Ebola of the plant world

 

"Sudden oak death is the Ebola of the plant world, the most serious threat to non-agricultural plants," says lead paper author Ross Meentemeyer, director of the Center for Geospatial Analytics at North Carolina State University.The disease, which has killed millions of oak and tanoak trees in California and Oregon, can infect up to 60 landscape plant species and spread from nursery stock to residential landscapes. Starting in 2008, University of California, Berkeley, researchers expanded their sudden oak death monitoring efforts exponentially, thanks to observations from 1,600 trained volunteers who collected leaf samples from trees in metropolitan and urban-wildland areas.

 

Citizen scientists often needed in research

 

"To answer many science questions, we need the efforts of a large number of people--and the general public can help," says Sam Scheiner, National Science Foundation (NSF) director for the NSF-NIH-USDA Ecology and Evolution of Infectious Diseases Program, which funded the research.

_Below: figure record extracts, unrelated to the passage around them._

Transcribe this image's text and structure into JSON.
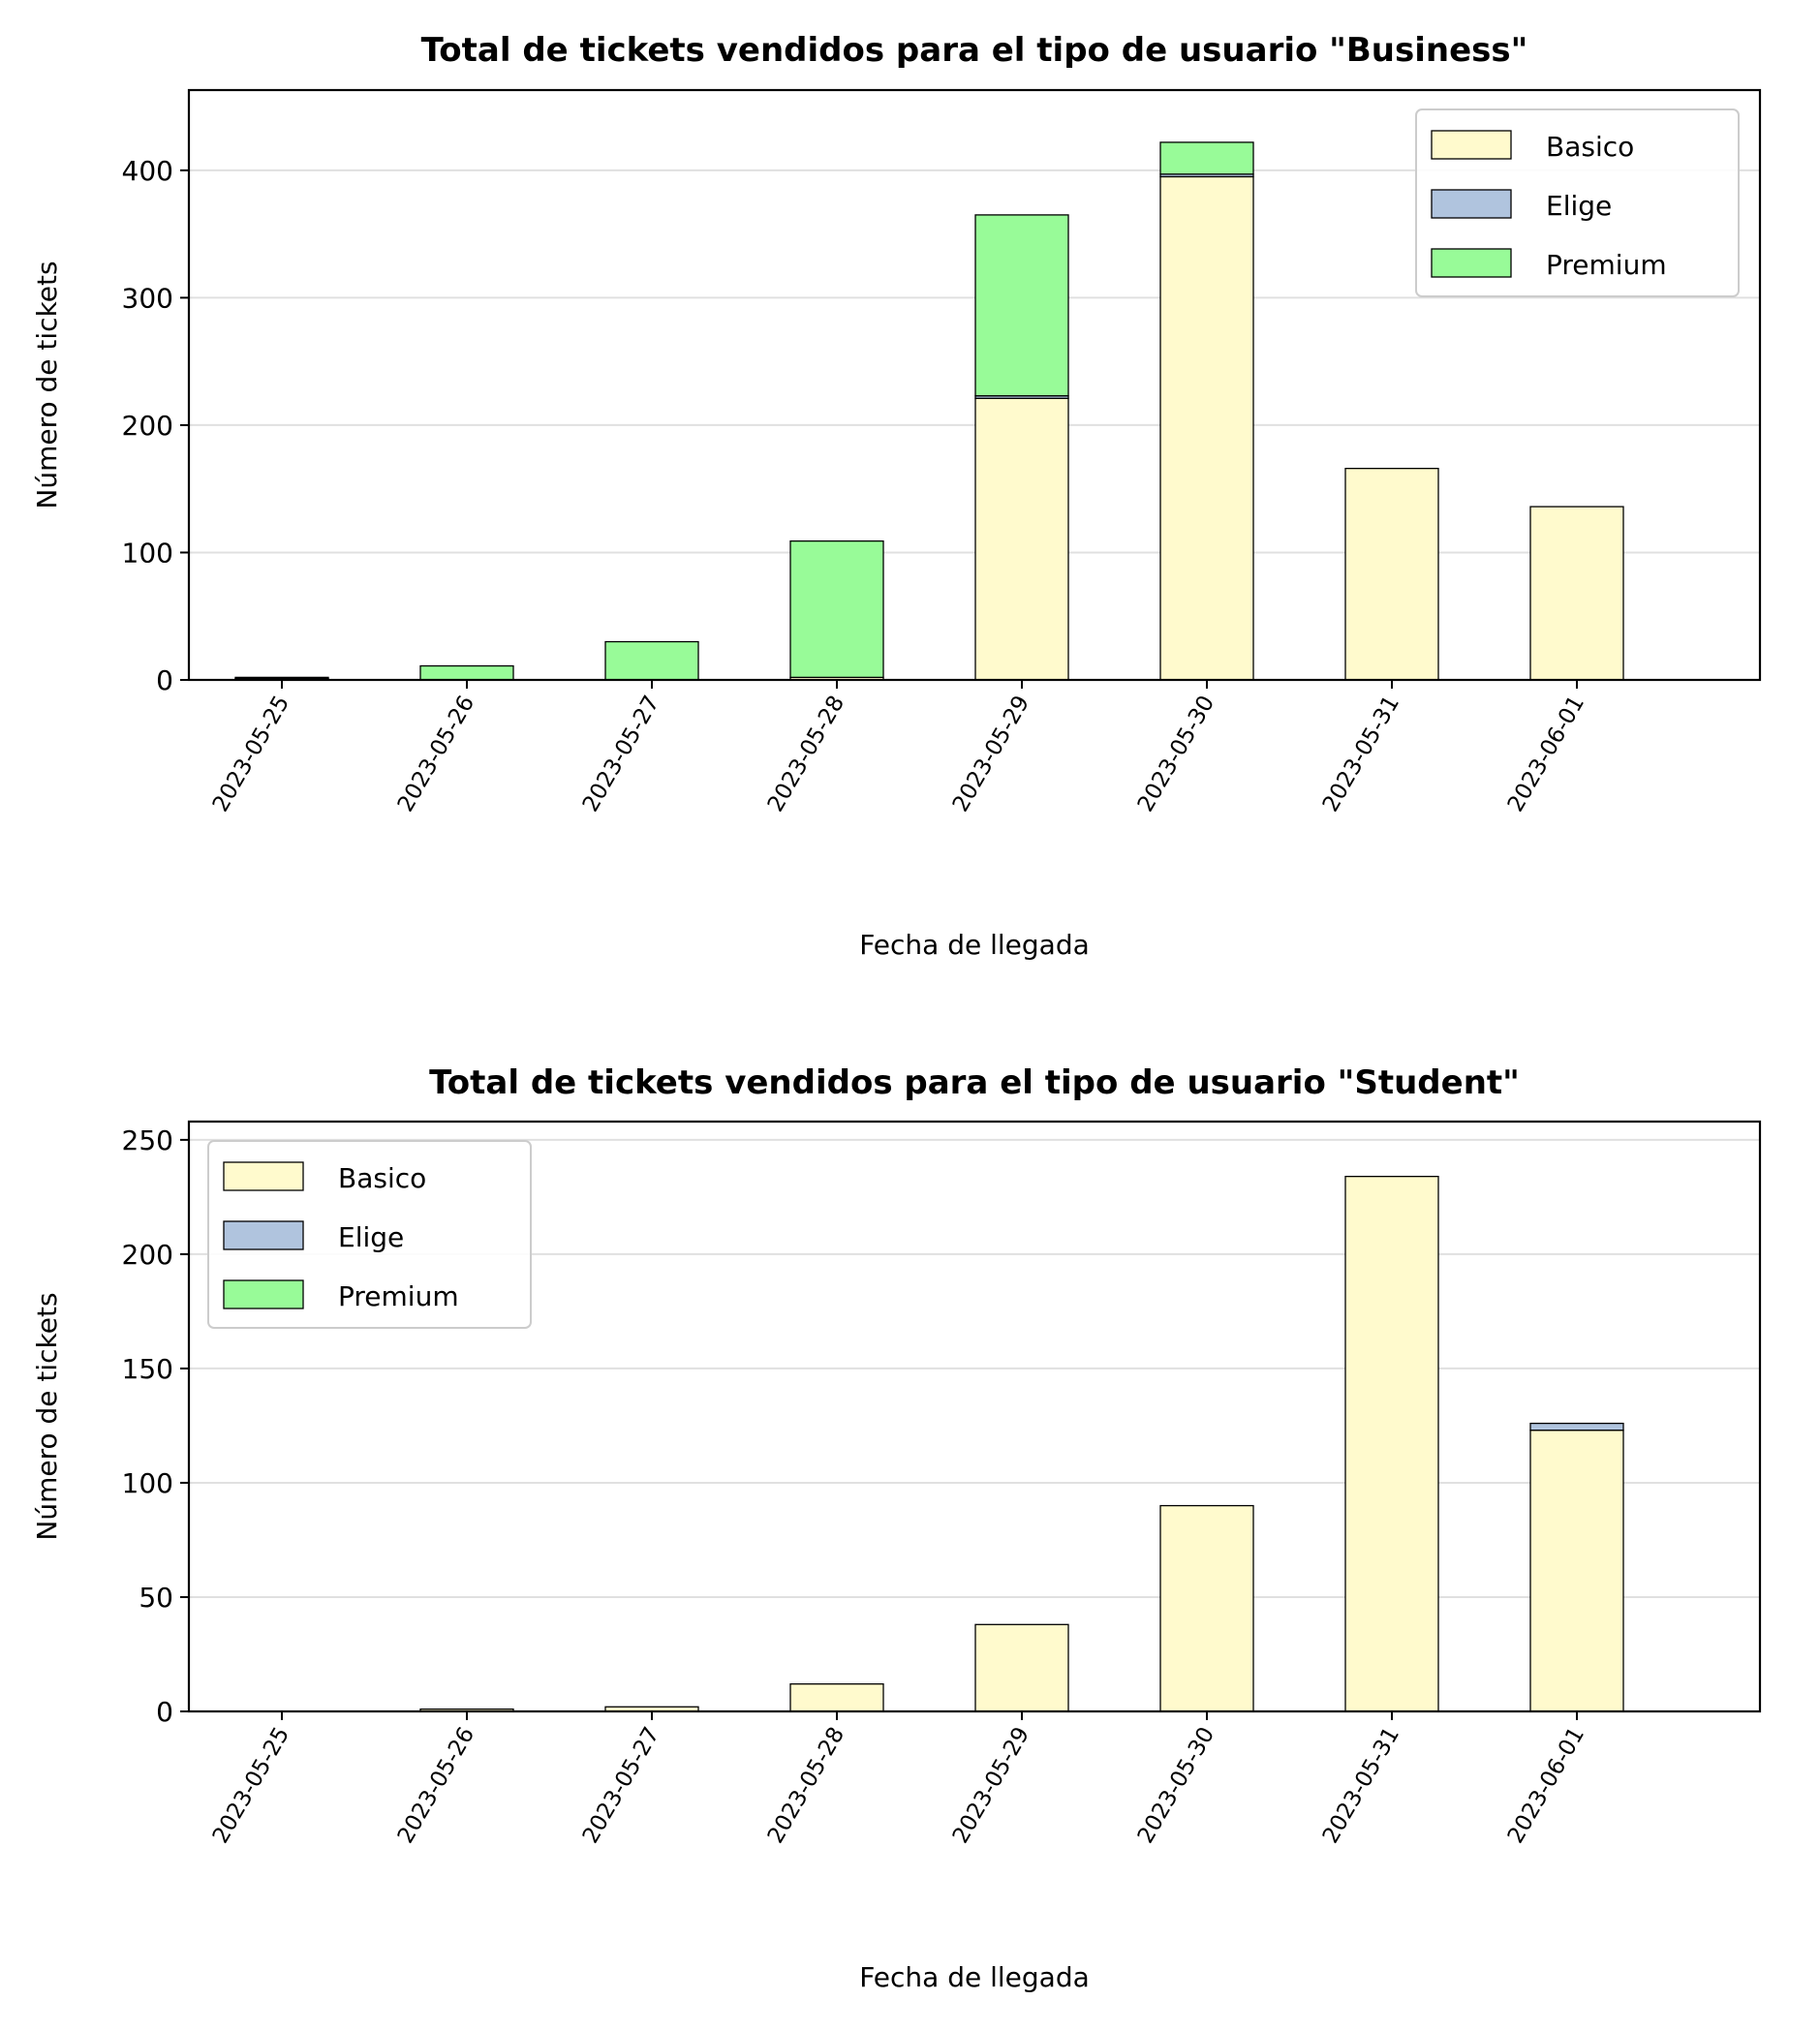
{
  "chart_data": [
    {
      "type": "bar",
      "stacked": true,
      "title": "Total de tickets vendidos para el tipo de usuario \"Business\"",
      "xlabel": "Fecha de llegada",
      "ylabel": "Número de tickets",
      "ylim": [
        0,
        463
      ],
      "yticks": [
        0,
        100,
        200,
        300,
        400
      ],
      "grid": "y",
      "legend_position": "top-right",
      "categories": [
        "2023-05-25",
        "2023-05-26",
        "2023-05-27",
        "2023-05-28",
        "2023-05-29",
        "2023-05-30",
        "2023-05-31",
        "2023-06-01"
      ],
      "series": [
        {
          "name": "Basico",
          "color": "#fffacd",
          "values": [
            1,
            0,
            0,
            2,
            221,
            395,
            166,
            136
          ]
        },
        {
          "name": "Elige",
          "color": "#b0c4de",
          "values": [
            1,
            0,
            0,
            0,
            2,
            2,
            0,
            0
          ]
        },
        {
          "name": "Premium",
          "color": "#98fb98",
          "values": [
            0,
            11,
            30,
            107,
            142,
            25,
            0,
            0
          ]
        }
      ]
    },
    {
      "type": "bar",
      "stacked": true,
      "title": "Total de tickets vendidos para el tipo de usuario \"Student\"",
      "xlabel": "Fecha de llegada",
      "ylabel": "Número de tickets",
      "ylim": [
        0,
        258
      ],
      "yticks": [
        0,
        50,
        100,
        150,
        200,
        250
      ],
      "grid": "y",
      "legend_position": "top-left",
      "categories": [
        "2023-05-25",
        "2023-05-26",
        "2023-05-27",
        "2023-05-28",
        "2023-05-29",
        "2023-05-30",
        "2023-05-31",
        "2023-06-01"
      ],
      "series": [
        {
          "name": "Basico",
          "color": "#fffacd",
          "values": [
            0,
            1,
            2,
            12,
            38,
            90,
            234,
            123
          ]
        },
        {
          "name": "Elige",
          "color": "#b0c4de",
          "values": [
            0,
            0,
            0,
            0,
            0,
            0,
            0,
            3
          ]
        },
        {
          "name": "Premium",
          "color": "#98fb98",
          "values": [
            0,
            0,
            0,
            0,
            0,
            0,
            0,
            0
          ]
        }
      ]
    }
  ]
}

"This study shows that asking local residents to report on the locations of outbreaks of sudden oak death can provide critical information. The result is a better understanding of the spread of this serious plant disease."Adds Meentemeyer, "We were able to get data from backyards in the San Francisco Bay area, along with other locations."Those data were used to develop accurate computer models for the disease's spread, showing that properly trained and educated citizen scientists can collect data that's just as reliable as that of professionals."